A press freedom organisation has accused Yahoo! of helping Chinese police secure the conviction of a journalist for leaking state secrets by tracing an Email to his computer.
Paris-based Reporters Without Borders said: "Yahoo! appears to be willing to go to any lengths to gain shares of the Chinese market... It is one thing to turn a blind eye to the Chinese government's abuses and it is quite another thing to collaborate."
Yahoo! supplied no comment on the matter in widespread coverage by news organisations . Reporters Without Borders said Yahoo! has not responded to several letters about "ethical issues concerning its Chinese investments".
Yahoo! is among a pack of Western media companies that have had to play by the Chinese government's rules in order to access the Chinese market.

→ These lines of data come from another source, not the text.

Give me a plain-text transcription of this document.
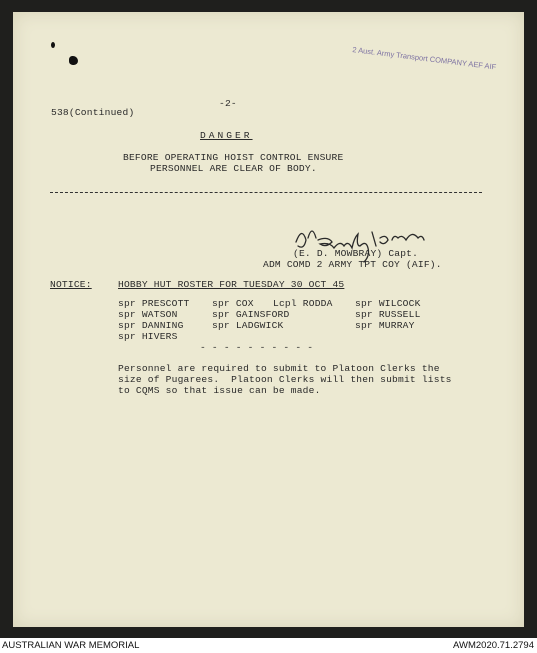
2 Aust. Army Transport COMPANY AEF AIF
538(Continued)
-2-
DANGER
BEFORE OPERATING HOIST CONTROL ENSURE
PERSONNEL ARE CLEAR OF BODY.
(E. D. MOWBRAY) Capt.
ADM COMD 2 ARMY TPT COY (AIF).
NOTICE:	HOBBY HUT ROSTER FOR TUESDAY 30 OCT 45
spr PRESCOTT
spr WATSON
spr DANNING
spr HIVERS
spr COX
spr GAINSFORD
spr LADGWICK
Lcpl RODDA spr WILCOCK
spr RUSSELL
spr MURRAY
- - - - - - - - - -
Personnel are required to submit to Platoon Clerks the
size of Pugarees.  Platoon Clerks will then submit lists
to CQMS so that issue can be made.
AUSTRALIAN WAR MEMORIAL	AWM2020.71.2794
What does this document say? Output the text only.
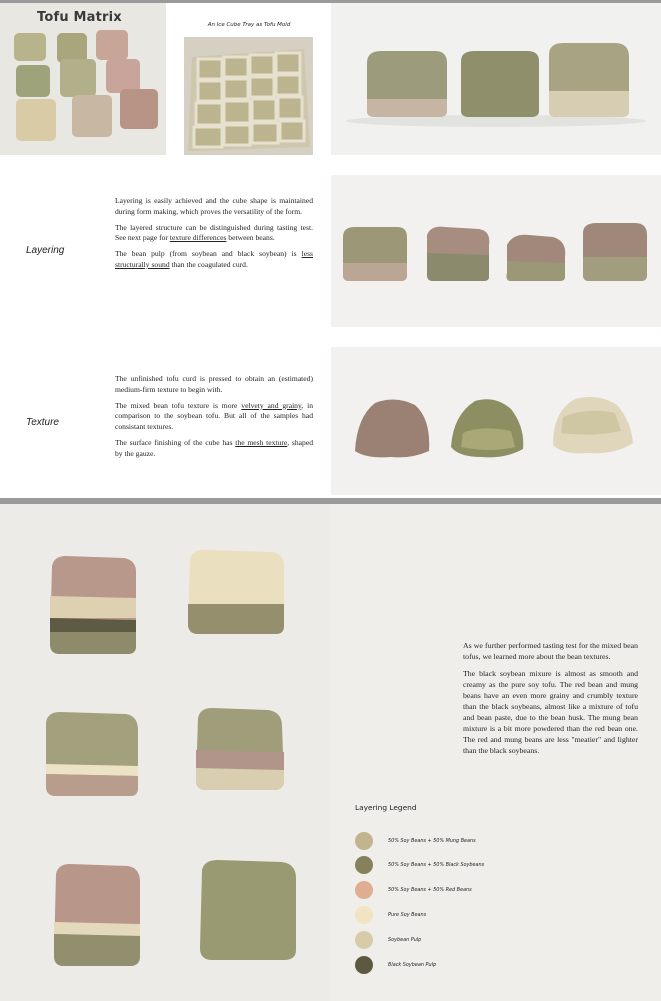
Tofu Matrix	An Ice Cube Tray as Tofu Mold
Layering

Layering is easily achieved and the cube shape is maintained during form making, which proves the versatility of the form.

The layered structure can be distinguished during tasting test. See next page for texture differences between beans.

The bean pulp (from soybean and black soybean) is less structurally sound than the coagulated curd.

Texture

The unfinished tofu curd is pressed to obtain an (estimated) medium-firm texture to begin with.

The mixed bean tofu texture is more velvety and grainy, in comparison to the soybean tofu. But all of the samples had consistant textures.

The surface finishing of the cube has the mesh texture, shaped by the gauze.

As we further performed tasting test for the mixed bean tofus, we learned more about the bean textures.

The black soybean mixure is almost as smooth and creamy as the pure soy tofu. The red bean and mung beans have an even more grainy and crumbly texture than the black soybeans, almost like a mixture of tofu and bean paste, due to the bean husk. The mung bean mixture is a bit more powdered than the red bean one. The red and mung beans are less "meatier" and lighter than the black soybeans.

Layering Legend
50% Soy Beans + 50% Mung Beans
50% Soy Beans + 50% Black Soybeans
50% Soy Beans + 50% Red Beans
Pure Soy Beans
Soybean Pulp
Black Soybean Pulp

Its search engine, together with Google and MSN, censor websites that contain material that the Chinese government deems is politically sensitive, such as the 1989 Tiananmen Square massacre when hundreds of pro-democracy protestors were killed by government troops.
Yahoo! paid £550m for 40% of Chinese e-commerce site Alibaba.com last month. In 2003, it invested in Chinese search engine 3271.com.
Reporters Without Borders claimed that the text of the verdict in the case of journalist Shi Tao shows that Yahoo! Holdings Hong Kong provided Chinese authorities with details that helped to identify and convict him.
The journalist worked for the daily business newspaper Dangdai Shang Bao.
He was convicted on April 30 of sending foreign-based websites the text of an internal message which the authorities had sent to his newspaper warning journalists of the dangers of social destabilisation and risks resulting from the return of certain dissidents on the 15th anniversary of the Tiananmen Square massacre.
His sentence was 10 years in prison.